At the end of Death of a Glutton, Police Constable Hamish Macbeth was still trying to get the central heating for his Lochdubh police station home that Chief Inspector Blair had promised in exchange for getting credit for solving an earlier murder. Anxious to get the central heating, Hamish took credit for a gutsy bluff that solved the death of the glutton. His reward? He was promoted to Sergeant and Police Constable Willie Lamont was assigned to "assist" him and live in the police station's spare bedroom.
Rarely since Shakespeare has anyone painted a portrayal of a person in power with greater comic wit than M.C. Beaton does with Willie Lamont.
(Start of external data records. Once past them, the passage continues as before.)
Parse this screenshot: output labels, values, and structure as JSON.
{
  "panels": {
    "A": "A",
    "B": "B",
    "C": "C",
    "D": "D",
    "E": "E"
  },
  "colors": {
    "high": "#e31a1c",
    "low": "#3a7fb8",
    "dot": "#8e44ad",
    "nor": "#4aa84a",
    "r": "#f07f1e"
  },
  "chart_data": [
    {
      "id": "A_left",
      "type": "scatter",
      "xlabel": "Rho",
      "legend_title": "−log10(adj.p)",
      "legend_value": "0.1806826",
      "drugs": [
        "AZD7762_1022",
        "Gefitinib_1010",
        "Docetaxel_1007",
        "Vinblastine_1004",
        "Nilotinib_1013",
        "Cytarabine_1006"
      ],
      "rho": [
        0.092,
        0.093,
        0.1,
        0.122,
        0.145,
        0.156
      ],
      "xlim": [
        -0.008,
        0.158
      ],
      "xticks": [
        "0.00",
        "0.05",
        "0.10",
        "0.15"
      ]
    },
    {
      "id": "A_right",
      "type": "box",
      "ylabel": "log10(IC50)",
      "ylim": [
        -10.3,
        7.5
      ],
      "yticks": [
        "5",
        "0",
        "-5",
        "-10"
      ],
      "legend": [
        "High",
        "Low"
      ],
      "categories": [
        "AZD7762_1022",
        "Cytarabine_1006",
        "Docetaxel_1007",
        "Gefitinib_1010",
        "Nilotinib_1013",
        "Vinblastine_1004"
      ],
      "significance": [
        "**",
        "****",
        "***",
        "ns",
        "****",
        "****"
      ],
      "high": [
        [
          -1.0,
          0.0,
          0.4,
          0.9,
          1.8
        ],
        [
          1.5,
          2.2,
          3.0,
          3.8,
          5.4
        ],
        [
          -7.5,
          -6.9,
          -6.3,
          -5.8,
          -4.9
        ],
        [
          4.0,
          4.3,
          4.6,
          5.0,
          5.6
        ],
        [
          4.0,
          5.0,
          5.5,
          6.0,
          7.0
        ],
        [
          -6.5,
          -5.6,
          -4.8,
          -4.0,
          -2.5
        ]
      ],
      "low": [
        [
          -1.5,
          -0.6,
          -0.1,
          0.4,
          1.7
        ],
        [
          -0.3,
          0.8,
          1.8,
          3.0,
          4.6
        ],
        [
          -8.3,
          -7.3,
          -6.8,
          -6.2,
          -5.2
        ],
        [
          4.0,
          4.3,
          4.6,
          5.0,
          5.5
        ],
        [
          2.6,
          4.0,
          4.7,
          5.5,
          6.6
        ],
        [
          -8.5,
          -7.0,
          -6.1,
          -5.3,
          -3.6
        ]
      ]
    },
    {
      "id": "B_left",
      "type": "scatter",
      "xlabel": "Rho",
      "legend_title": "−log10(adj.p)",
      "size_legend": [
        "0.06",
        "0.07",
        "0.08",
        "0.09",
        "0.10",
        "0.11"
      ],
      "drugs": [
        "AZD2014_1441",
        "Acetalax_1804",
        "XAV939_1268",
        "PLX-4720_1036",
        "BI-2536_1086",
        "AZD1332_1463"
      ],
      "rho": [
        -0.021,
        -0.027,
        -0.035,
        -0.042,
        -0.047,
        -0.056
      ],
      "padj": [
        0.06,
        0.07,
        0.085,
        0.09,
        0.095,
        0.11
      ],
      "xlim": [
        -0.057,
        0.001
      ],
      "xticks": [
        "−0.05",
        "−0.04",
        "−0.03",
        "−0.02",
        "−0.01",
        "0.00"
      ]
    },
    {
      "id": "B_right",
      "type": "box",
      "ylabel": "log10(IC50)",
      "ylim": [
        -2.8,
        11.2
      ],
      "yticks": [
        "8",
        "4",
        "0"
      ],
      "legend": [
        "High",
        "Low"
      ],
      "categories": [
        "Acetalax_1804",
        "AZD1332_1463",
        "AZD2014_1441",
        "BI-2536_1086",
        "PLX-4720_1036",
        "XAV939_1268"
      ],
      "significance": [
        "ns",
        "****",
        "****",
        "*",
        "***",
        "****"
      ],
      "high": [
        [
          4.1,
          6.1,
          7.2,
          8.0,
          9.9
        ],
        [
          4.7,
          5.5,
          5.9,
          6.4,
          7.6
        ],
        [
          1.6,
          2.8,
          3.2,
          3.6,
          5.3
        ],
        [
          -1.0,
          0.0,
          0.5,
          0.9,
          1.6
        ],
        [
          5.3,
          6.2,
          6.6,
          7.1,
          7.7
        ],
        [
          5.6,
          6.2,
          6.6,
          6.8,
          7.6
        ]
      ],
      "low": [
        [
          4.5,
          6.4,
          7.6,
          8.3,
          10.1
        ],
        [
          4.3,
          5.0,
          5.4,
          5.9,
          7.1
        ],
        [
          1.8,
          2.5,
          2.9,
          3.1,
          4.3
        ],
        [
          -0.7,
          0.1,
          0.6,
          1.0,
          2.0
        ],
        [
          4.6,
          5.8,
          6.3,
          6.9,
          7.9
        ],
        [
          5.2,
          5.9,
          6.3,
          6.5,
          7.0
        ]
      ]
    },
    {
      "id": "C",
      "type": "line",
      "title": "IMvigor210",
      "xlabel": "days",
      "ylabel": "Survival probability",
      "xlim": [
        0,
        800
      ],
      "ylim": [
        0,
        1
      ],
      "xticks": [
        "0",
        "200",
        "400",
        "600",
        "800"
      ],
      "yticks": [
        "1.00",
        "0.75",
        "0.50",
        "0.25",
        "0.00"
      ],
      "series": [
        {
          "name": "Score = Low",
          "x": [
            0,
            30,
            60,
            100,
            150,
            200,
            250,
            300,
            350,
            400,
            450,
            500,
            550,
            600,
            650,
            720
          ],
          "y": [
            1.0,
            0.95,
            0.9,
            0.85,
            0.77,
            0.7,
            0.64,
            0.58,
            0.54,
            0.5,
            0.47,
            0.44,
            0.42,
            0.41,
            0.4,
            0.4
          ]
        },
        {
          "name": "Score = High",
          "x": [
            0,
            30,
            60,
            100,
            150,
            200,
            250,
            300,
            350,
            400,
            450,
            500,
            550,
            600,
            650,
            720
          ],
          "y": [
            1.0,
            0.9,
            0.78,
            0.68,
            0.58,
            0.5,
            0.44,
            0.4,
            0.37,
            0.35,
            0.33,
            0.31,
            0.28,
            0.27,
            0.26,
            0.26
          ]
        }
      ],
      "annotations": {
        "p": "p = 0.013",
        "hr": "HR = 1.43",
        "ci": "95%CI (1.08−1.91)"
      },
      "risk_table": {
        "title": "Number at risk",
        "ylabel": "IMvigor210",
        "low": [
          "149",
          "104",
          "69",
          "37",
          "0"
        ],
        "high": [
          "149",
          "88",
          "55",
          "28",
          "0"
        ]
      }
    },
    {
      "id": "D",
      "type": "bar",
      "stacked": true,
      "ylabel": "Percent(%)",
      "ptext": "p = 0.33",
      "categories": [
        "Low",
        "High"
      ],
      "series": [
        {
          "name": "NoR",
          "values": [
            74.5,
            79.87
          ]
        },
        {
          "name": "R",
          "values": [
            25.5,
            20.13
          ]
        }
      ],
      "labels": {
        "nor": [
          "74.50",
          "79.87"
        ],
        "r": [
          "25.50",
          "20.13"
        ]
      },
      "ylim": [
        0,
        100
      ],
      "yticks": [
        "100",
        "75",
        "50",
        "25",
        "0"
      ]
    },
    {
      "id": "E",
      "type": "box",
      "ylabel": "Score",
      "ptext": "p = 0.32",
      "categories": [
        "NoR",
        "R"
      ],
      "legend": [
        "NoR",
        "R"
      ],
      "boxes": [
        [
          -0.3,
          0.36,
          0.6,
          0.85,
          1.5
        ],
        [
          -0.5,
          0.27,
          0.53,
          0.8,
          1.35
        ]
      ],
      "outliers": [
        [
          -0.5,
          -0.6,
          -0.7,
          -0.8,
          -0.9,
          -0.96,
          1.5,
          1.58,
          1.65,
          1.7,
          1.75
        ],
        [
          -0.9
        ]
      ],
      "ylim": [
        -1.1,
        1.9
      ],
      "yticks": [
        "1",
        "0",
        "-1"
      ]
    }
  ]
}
Three main gags dominate: Willie's desire to keep things neat and tidy; Willie's malapropisms; and Willie's idea of a romantic life.
Much of the pleasure of Willie's appearances is spoiled, however, by the portrayal of Hamish as being very upset by Willie. No one could be upset by Willie.
As the book opens, Hamish spots a recycled hippy van parked where it's not allowed. Planning to hurry the van and its occupants right out of town, Hamish is surprised to find that the driver, Sean Gourlay, is young, handsome, and well off. Gourlay is accompanied by a very foul-mouthed Cheryl Higgins who loves to shout "pig!" Hamish associates such "travellers" with layabouts who are collecting on the dole and sell drugs for an income. Hamish has a premonition that this traveller is bad news.
In the first half of the book, Hamish finds himself running the police business by himself while looking out for Willie, too. Desperate to get rid of Willie, Priscilla and Hamish work out a scheme that quickly backfires. In the background, Blair decides that it's time to take Hamish down a peg or two and comes close to succeeding.
In the meantime, Gourlay has charmed the minister and is camping behind the manse and siphoning off electricity to power his lights and telly. Gourlay soon has all of the older ladies in town in the palm of his hand. But the town doesn't seem as happy. Hamish reaches the end of his rope when Gourlay starts to show an interest in Priscilla and becomes a pest.
When Gourlay turns up bludgeoned to death by a sledge hammer, it looks bad for the villagers. Those with a motive have iron-clad alibis . . . except the villagers. How will Hamish handle investigating his friends and neighbors?
The mystery's resolution will probably strike you as a little far-fetched. M.C. Beaton wrote herself into a corner that required a pretty weird result. I graded the book down accordingly, but I found the book's ending to be a nice surprise.